Oropharyngeal Dysphagia and Dysarthria: Epidemiological Analysis on a Sample of Patients with Acute Cerebrovascular Disease

Marzia Griffa, Rossella Muò, Cristiana Tiddia, Diego Sammarco, Rosalba Di Rosa, Valeria Landi, Marta Gambino, Simona Raimondo

Dysarthria and oropharyngeal dysphagia are frequent in outcomes of acute cerebrovascular diseases, but the epidemiological data available in literature are limited and conflicting, especially in terms of dysarthria and at a national level. The purpose of this study is to identify the incidence and co-occurrence of the two symptoms in a large sample of patients in the acute phase with cerebrovascular damage, and more specifically with ischemic stroke. From a total of 1,631 patients hospitalized for different etiopathogenic diagnoses from 2012 to 2017 in a large acute-care hospital, a retrospective epidemiological study was carried out both on the sample of those who entered for cerebrovascular pathology (n = 684), and on the sample of those hospitalized in the Stroke Unit with a diagnosis of ischemic stroke (n = 234).
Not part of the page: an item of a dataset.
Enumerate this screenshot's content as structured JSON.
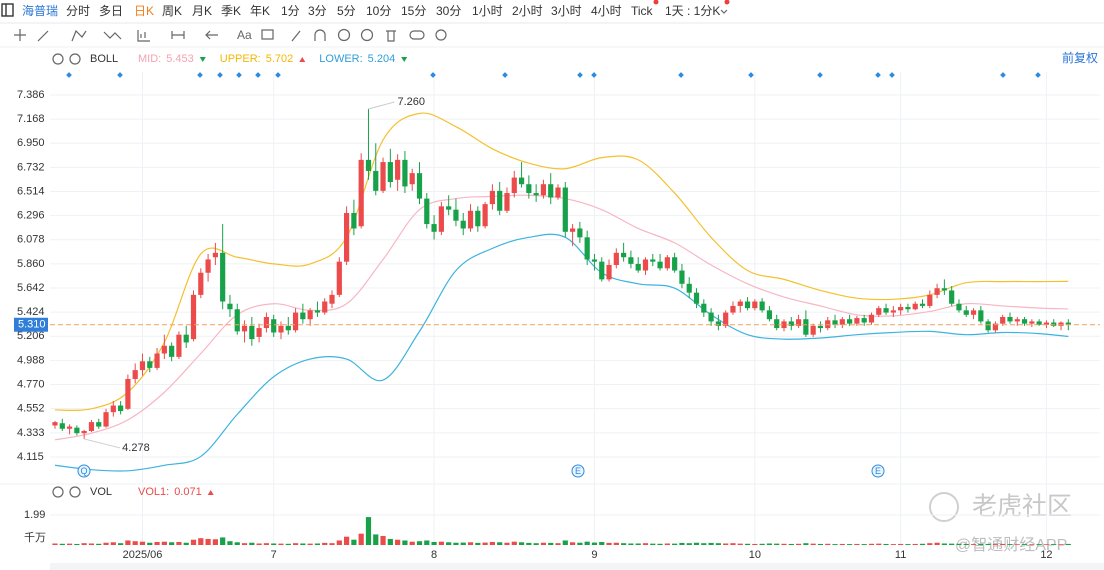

The results of the study, compared with the data present in literature, confirm the relevance of dysarthria and oropharyngeal dysphagia and their possible association in the populations in question. The investigation recommends implementing right from the acute phase validated tools for the early identification of dysarthria, a symptom which should be considered as signalling a risk of oropharyngeal dysphagia.

DOI 
10.14605/LOG1722105

Keywords
Dysarthria, Oropharyngeal dysphagia, Cerebrovascular disease, Ischemic stroke, Epidemiology.